A man has been convicted for making death threats against Polish opposition leader – and likely incoming prime minister – Donald Tusk. He reportedly sent the threats after seeing negative coverage about Tusk on state broadcaster TVP, which is regularly used by the government to attack the opposition.

Last November, the 43-year-old man, named only as Michał B. under Polish privacy law, sent an email addressed to Tusk – leader of Civic Platform (PO), the largest opposition party – saying that he would kill the politician.

After police established the man’s identity and address, he was detained and charged with making criminal threats. During the investigation, Michał B. admitted to sending the email and confirmed its contents, reports the Rzeczpospolita daily.

He explained that he was under the influence of alcohol and was highly agitated when he sent the email because he had argued with family members after hearing on public television that Tusk, after coming to power, would abolish the Law and Justice (PiS) government’s social benefits.

Tusk has repeatedly promised to maintain PiS’s social benefits, but TVP has suggested that he would in fact remove them after coming to power.

Yesterday, a district court in the town of Sopot, sentenced Michał B. to 10 months of community service. He is additionally banned from approaching Tusk and his family and has been ordered to apologise to the politician. The ruling is not yet final and can be appealed.

After the ruling was issued, Tusk himself commented: “I just left the courtroom in Sopot. The man who planned the attack on me and my family testified that he acted under the influence of TVP Info, Wiadomości [TVP’s main evening news show] and TV Republika [a PiS-supporting channel]. More of a victim than an assassin.”

Last year, Tusk announced that he was suing TVP for repeatedly presenting him in news programmes with a focus mark resembling the sight of a gun on his chest, which he said could encourage physical attacks against him.

At the time, he said that he had been placed under special protection from the state security services after police informed him that the “threat of an assassination attempt” on him is “real and concrete as never before”.

Polish media reported that the authorities were particularly concerned about one man, named as Marcin L, who had called emergency services and allegedly said that “Adamowicz died, now Tusk will die”.

That was a reference to the mayor of Gdańsk, Paweł Adamowicz, a former member of Tusk’s party, who was murdered at a public event in 2019. Opposition figures and Adamowicz’s wife claimed that TVP had played a role in inspiring the murder, but TVP has strenuously denied it.

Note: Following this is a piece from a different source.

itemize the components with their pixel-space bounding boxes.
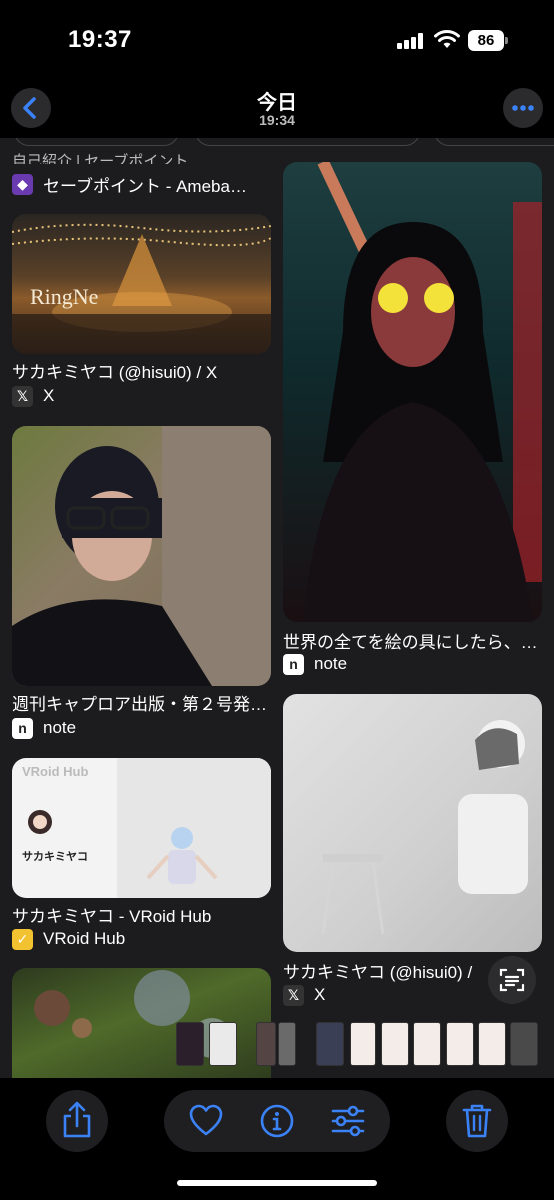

In response to Tusk’s comments yesterday, justice minister Zbigniew Ziobro came to the defence of TVP and pointed to examples of hostile acts against PiS politicians inspired by the opposition and its support media.

“Hate is terrible, but worse are its sowers like you, Donald Tusk,” tweeted Ziobro. “Do you remember how you reacted when your then deputy called for Jaroslaw Kaczynski to be shot and gutted?”

The justice minister was referring to remarks by Janusz Palikot, then a PO MP, in 2010 in which he said on a satirical TV programme that PiS chairman Kaczyński should be “shot and gutted and his skin put up for sale”.

Palikot was not, however, Tusk’s deputy at the time. Afterwards, Tusk condemned Palikot’s words as “stupid” and said he was “ashamed of them and outraged”.

Ziobro also told Tusk that “it was your media that bred in your own party a murderer who killed a PiS activist in Łódź and had the PiS chairman, me and Jacek Kurski [another PiS politician] on his list of targets.”

Those remarks refer to an attack in 2010 on PiS offices in Łódź during which the assailant, Ryszard Cyba, killed an employee, Marek Rosiak. Witness said that Cyba had shouted during the incident that he hated PiS and wanted to kill Kaczyński. It was later revealed that he had previously been a member of PO.

Ziobro also cited the arson attack on the office of then MP and current MEP Beata Kempa in 2017, which, in his view, was carried out by “a madman enchanted by PO propaganda” broadcaster by TVN, a private station often critical of PiS.